CHICAGO -- The MVP award cast a shadow on Elena Delle Donne as she made her postgame remarks Thursday night, but it did nothing to obstruct her view.
The subject was her 5-for-15 shooting, 11 rebounds and 14 points in the Chicago Sky's 77-72 victory over the Indiana Fever in Game 1 of the Eastern Conference semifinals.
But while conventional wisdom might characterize her game as subpar, from Delle Donne's view it revealed only the obvious.
"Clearly this team is why I won the MVP," Delle Donne said. "It showed out there tonight and it's going to continue to show in these playoffs."
In a rematch of last year's Eastern Conference finals, the Sky did not take their final lead of the game until 2 minutes, 15 seconds remained in regulation. And it was behind the combined energy of Allie Quigley, the WNBA's Sixth Woman of the Year award winner, and Courtney Vandersloot that the Sky were able to outlast the Fever for the critical 1-0 lead in the best-of-three series.
"One thing about Chicago is that you have to give two players to Delle Donne and then you have Sloot and Quigley running wild," Fever coach Stephanie White said of the backcourt duo. "You have to pick your poison and if you give points for assists, Sloot and Quigley had 61 tonight. They just kicked our ass."
In real life, Quigley finished with a team-high 20 points that included 3-of-4 3-pointers off the bench and six assists, while Vandersloot finished with 19 points on 8-of-16 shooting and five assists.
It was a performance the Sky needed with Cappie Pondexter still shaky (0-for-7 shooting in 19 minutes) in her first game back since sustaining a concussion against Atlanta on Aug. 29.
"Sloot and Quigley came at us and held the team down," Indiana's Tamika Catchings said. "We didn't have an answer for them."
For Quigley, who picked up her second consecutive sixth woman award, it seems like a long time since 2013, when she arrived back in her hometown with the Sky and fresh off her fifth team in five years.

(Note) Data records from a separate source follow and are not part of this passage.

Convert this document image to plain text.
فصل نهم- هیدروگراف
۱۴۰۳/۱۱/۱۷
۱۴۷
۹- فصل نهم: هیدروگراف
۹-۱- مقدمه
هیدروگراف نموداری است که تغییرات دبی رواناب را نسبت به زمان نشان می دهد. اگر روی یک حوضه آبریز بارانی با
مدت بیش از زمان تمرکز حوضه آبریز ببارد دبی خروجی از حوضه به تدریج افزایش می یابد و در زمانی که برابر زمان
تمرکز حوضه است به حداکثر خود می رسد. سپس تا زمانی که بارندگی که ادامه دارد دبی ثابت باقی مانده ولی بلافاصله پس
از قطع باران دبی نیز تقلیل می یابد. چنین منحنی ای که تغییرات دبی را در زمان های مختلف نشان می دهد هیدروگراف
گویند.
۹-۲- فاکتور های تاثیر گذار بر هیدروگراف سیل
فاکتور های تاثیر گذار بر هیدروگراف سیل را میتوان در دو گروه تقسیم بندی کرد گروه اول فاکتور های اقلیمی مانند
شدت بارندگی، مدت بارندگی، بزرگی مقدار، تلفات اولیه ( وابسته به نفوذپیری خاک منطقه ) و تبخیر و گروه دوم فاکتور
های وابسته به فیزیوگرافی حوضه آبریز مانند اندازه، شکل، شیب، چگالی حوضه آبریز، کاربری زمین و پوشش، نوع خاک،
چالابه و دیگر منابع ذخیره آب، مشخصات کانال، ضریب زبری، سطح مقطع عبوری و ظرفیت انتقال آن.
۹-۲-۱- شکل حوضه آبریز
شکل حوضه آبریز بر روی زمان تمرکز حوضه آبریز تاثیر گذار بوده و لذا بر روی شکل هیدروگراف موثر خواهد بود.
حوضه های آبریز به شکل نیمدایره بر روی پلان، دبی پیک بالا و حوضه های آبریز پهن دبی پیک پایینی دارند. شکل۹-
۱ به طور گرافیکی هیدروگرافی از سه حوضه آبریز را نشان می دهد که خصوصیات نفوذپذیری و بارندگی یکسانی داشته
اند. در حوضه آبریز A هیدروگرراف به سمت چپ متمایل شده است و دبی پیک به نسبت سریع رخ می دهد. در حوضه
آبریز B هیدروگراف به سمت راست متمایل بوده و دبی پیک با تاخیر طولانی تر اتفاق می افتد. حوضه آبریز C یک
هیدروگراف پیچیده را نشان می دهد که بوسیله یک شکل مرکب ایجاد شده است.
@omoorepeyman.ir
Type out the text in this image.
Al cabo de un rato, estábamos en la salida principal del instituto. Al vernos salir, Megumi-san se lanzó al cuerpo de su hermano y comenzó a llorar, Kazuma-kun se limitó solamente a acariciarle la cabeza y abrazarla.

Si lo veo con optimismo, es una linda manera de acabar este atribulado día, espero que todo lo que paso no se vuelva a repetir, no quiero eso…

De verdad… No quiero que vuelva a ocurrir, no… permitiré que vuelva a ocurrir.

"I still believed in myself, and when you believe, anything is possible," said the 29-year-old former DePaul star.
The Sky, who lost in the 2014 WNBA Finals to Phoenix, swept the Fever 4-0 in their regular-season series and seemed to pick up where they left off, building a nine-point lead at the end of the first quarter. But the Fever clamped down on defense with a 20-12 second-quarter, taking a one-point lead into halftime.
White lamented the Sky's 22 second-chance points to just four for the Fever (13-0 in the second half). Indiana also managed just 4 of 15 from 3-point range in the second half. Sky coach Pokey Chatman credited her team with dictating pace in the second half behind Vandersloot and Quigley while Indiana characteristically clamped down on Delle Donne.
"Huge," Chatman said of the duo's contribution. "Elena and the rest of the team have seen that movie [with double teams on Delle Donne] and they know not to panic."
Vandersloot, the league leader in assists this season with 5.9 per game, called Quigley "a point guard's dream."
"She creates her own shots," Vandersloot said. "You just have to give her the ball on time. She knows when she wants it and when she needs it."
But it was Vandersloot who was the recipient of an alley-oop pass by Quigley in the first quarter that she converted with a neatly done scoop shot under the basket.
"[I'm] just making reads and luckily she was able to make an amazing shot," Quigley said. "You just have to be aggressive and let everything you've been practicing and all your preparation take over. So I credit her."
The two combined for 12 points in the fourth quarter, with Quigley connecting on three of five shots.
"There are [times] when Allie knocks it down and I run back smiling because it's absolutely amazing," Delle Donne said. "I feel like her release is so fast, she barely even has the ball in her hands and it's gone.
"It's definitely a time when I become a fan and have a big smile on my face. What a pressure release Allie is."
Quigley earned 24 of 39 votes for sixth woman after a season in which she averaged 11.1 points, 1.8 rebounds and 1.7 assists along with 34 percent shooting from-point range.
"The [sixth woman] role is not for everybody, but Allie has accepted it and she is the best at it," Vandersloot said. "It's huge having someone come off the bench and be so dominant. I don't know anyone else who has someone like her."
No one has a Delle Donne, either, which makes it all the scarier anticipating her response Saturday in Game 2 to Thursday night's opener.
"Elena is going to do what she does. One game doesn't define her," Catchings said. "It's tough to get the MVP trophy. I've been there, done that, and all the stuff behind the scenes makes you tired. But you better believe we'll be ready for her [in Game 2] because she's going to be a different Elena Delle Donne [on] Saturday."
Either way, Delle Donne knows she'll have support.